# Viren im Archiv! Was tun???



## Anonymous (22 August 2004)

Hallo,

ich hab ein Problem und hoffe dass mir hier jemand helfen kann! 
Ich hab an meinem PC mal AntiVir durchlaufen lassen und bei 2 gefundenen Sachen kam folgende Nachricht: 
_Dieses Archiv enthält eine oder mehrere infizierte Dateien! Infizierte Dateien in Archiven werden *nicht* repariert oder gelöscht! _
Die Teile sind in einem Ordner namens C:\_RESTORE\ARCHIVE 
Da sind lauter WinRar Teile drin mit .CAB Endung?! Wenn ich eins davon löschen möchte kommt nur 
_xy kann nicht gelöscht werden. Der Zugriff wurde verweigert. Die Quelldatei ist möglicherweise geöffnet. _
Wie krieg ich die Dinger weg? Jemand ne Idee? :-?

Danke im Voraus


----------



## Reducal (22 August 2004)

Rechner mal im abgesicherten Modus starten und erneut nach den Viren scannen lassen.


----------



## Anonymous (23 August 2004)

Im abgesicherten Modus findet er die Teile auch. Wenn ich dann in den Ordner gehe und die Teile löschen möchte kommt nur wieder: _xy kann nicht gelöscht werden. Der Zugriff wurde verweigert. Die Quelldatei ist möglicherweise geöffnet. _

Was bringt dieser abgesicherte Modus eigentlich?


----------



## Reducal (23 August 2004)

Gast schrieb:
			
		

> Was bringt dieser abgesicherte Modus eigentlich?





			
				 [url schrieb:
			
		

> http://www.nt-ag.de/einst_detail2.asp?x=44[/url] ]Details zu Abgesicherter Modus
> --------------------------------------------------------------------------------
> 
> Starten von Microsoft Windows unter ausschließlicher Verwendung grundlegender Dateien und Treiber, ohne Netzwerk.
> Sie rufen den abgesicherten Modus auf, indem Sie nach der entsprechenden Eingabeauforderung beim Start die F8-Taste drücken. So können Sie ihren Computer starten, auch wenn ein Problem den normalen Start verhindert.

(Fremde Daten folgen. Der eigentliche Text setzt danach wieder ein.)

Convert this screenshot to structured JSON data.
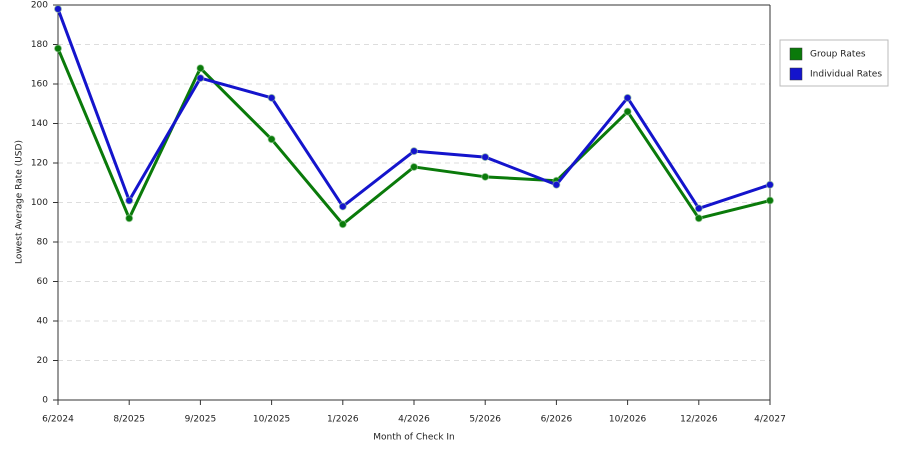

Siehe hier: http://www.bsi.bund.de/av/texte/winsave.htm


----------



## Anonymous (21 September 2004)

*Gleiches Problem mit Viren im Archiv*



			
				Anonymous schrieb:
			
		

> Im abgesicherten Modus findet er die Teile auch. Wenn ich dann in den Ordner gehe und die Teile löschen möchte kommt nur wieder: _xy kann nicht gelöscht werden. Der Zugriff wurde verweigert. Die Quelldatei ist möglicherweise geöffnet. _
> 
> Was bringt dieser abgesicherte Modus eigentlich?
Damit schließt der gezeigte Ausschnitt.